While hunting antelope with officers from Fort Sanders near Laramie City in Wyoming, Sir Price recorded a fabulous rifle exploit:
“…I killed by a chance shot…with an American Springfield rifled musket, caliber forty-five. The ball went in at the eye, passing through the neck and it being such a singular shot we measured the distance, which was exactly a thousand and ninety yards.”
The rifle he describes was the standard infantry rifle of the type commonly used at Fort Hartsuff also. It was the Springfield model of 1873, breech-loading with the ‘trapdoor’ mechanism, caliber .45-70 often referred to as the ‘needle gun’ out here on the frontier.
Among the officers witnessing this remarkable rifle shot was one under orders to proceed to Fort Hartsuff on court martial duty. He invited Sir Price along for a hunt and we pick up the story: “…one of the officers was ordered to Nebraska on court-martial duty. Prairie chicken shooting in this state is celebrated; there was also a chance of getting elk, and I willingly accepted an invitation to join him for the trip.” We resume his narrative as they leave the town of Grand Island, having arrived there on the Union Pacific Railroad:
“…I was glad to break the spell of monotony inseparably attached to traveling through flat land in a railway carriage. Our party consisted of six officers besides myself, and our destination was Fort Hartsuff, a post on the Loup River, two days’ drive from our starting point…though our route lay along the side of the Loup River, through for many miles, a rolling prairie without a tree or hill to enliven it, we all managed to enjoy the drive immensely. The non-shooters went in a trap by themselves, and the shooters in a spring waggon (sic) with a four-mule team. We had plenty of time to take things leisurely, and as each field of Indian corn was invariably full of prairie chickens we had some very pleasant sport along the road, until we arrived at Beebys, a small wayside farmhouse, where we halted for the night. (Author’s note: Beebee’s ranch was considered the half-way point between Grand Island and Fort Hartsuff. It was located directly east, just across the river from the present town of Cotesfield in Howard County. Beebee’s ranch was a popular lay-over point for travelers and also housed the lime kilns in which lime from the so-called chalk hills formation was burned. After processing, it was sold under contract to Fort Hartsuff and the lime, mixed with small quantities of cement, became the binding agent in forming the building walls at the Fort.)

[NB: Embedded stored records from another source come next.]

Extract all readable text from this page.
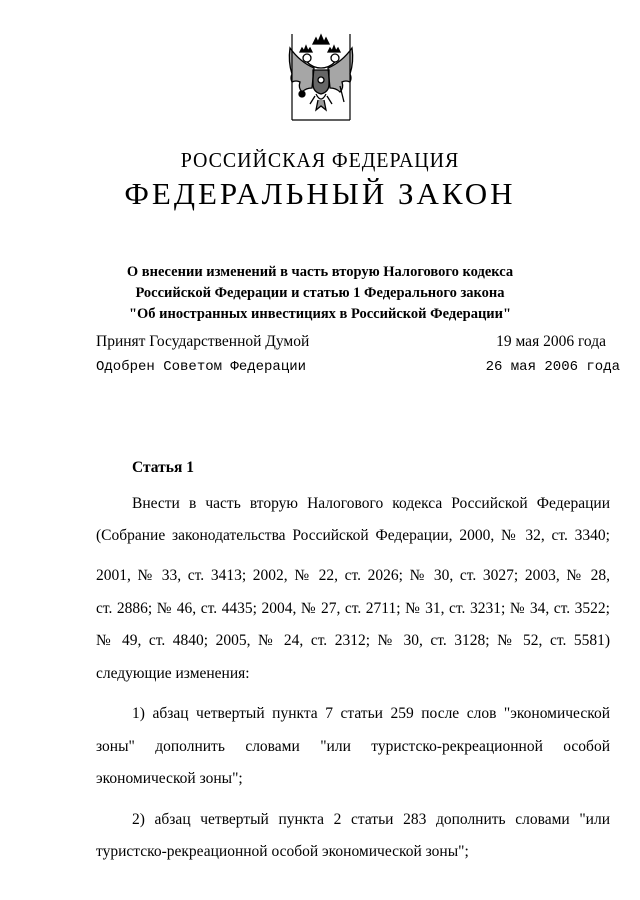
РОССИЙСКАЯ ФЕДЕРАЦИЯ
ФЕДЕРАЛЬНЫЙ ЗАКОН
О внесении изменений в часть вторую Налогового кодекса
Российской Федерации и статью 1 Федерального закона
"Об иностранных инвестициях в Российской Федерации"
Принят Государственной Думой	19 мая 2006 года
Одобрен Советом Федерации	26 мая 2006 года
Статья 1
Внести в часть вторую Налогового кодекса Российской Федерации
(Собрание законодательства Российской Федерации, 2000, № 32, ст. 3340;
2001, № 33, ст. 3413; 2002, № 22, ст. 2026; № 30, ст. 3027; 2003, № 28,
ст. 2886; № 46, ст. 4435; 2004, № 27, ст. 2711; № 31, ст. 3231; № 34, ст. 3522;
№ 49, ст. 4840; 2005, № 24, ст. 2312; № 30, ст. 3128; № 52, ст. 5581)
следующие изменения:
1) абзац четвертый пункта 7 статьи 259 после слов "экономической
зоны" дополнить словами "или туристско-рекреационной особой
экономической зоны";
2) абзац четвертый пункта 2 статьи 283 дополнить словами "или
туристско-рекреационной особой экономической зоны";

Sir Price then goes on to describe the dwelling houses he observed in the Loup Valley region:
“The houses in the Loup Valley are built in a style of architecture quite peculiar to the locality…Partly owing to the extreme severity of the winter, and partly owing to a great paucity of timber for building purposes, the ground selected for the site of a house, in nine cases out of ten, is so close to a steep hill, that by a little judicious engineering the occupant is enabled to burrow a room out of the mountain. These houses, though small, are comfortable enough, being cool in the summer and hot in winter, but their appearance has a look of originality and desolation not to be found elsewhere. Beeby’s was no exception and a queerer-looking crib I have seldom put up at. Accommodation was necessarily somewhat scanty, but we found a capital hostess, got excellent food and our party of seven were glad enough to settle down for a night in a room of some twelve by fourteen feet, with but three beds between us, where we chatted and smoked well into the midnight… Our next day’s drive was more interesting. Settlements were more scattered, hills began to crop up, we constantly passed for miles close to the banks of the river, and prairie chickens were sufficiently numerous to keep us in active employment until we reached Fort Hartsuff, just in time for dinner.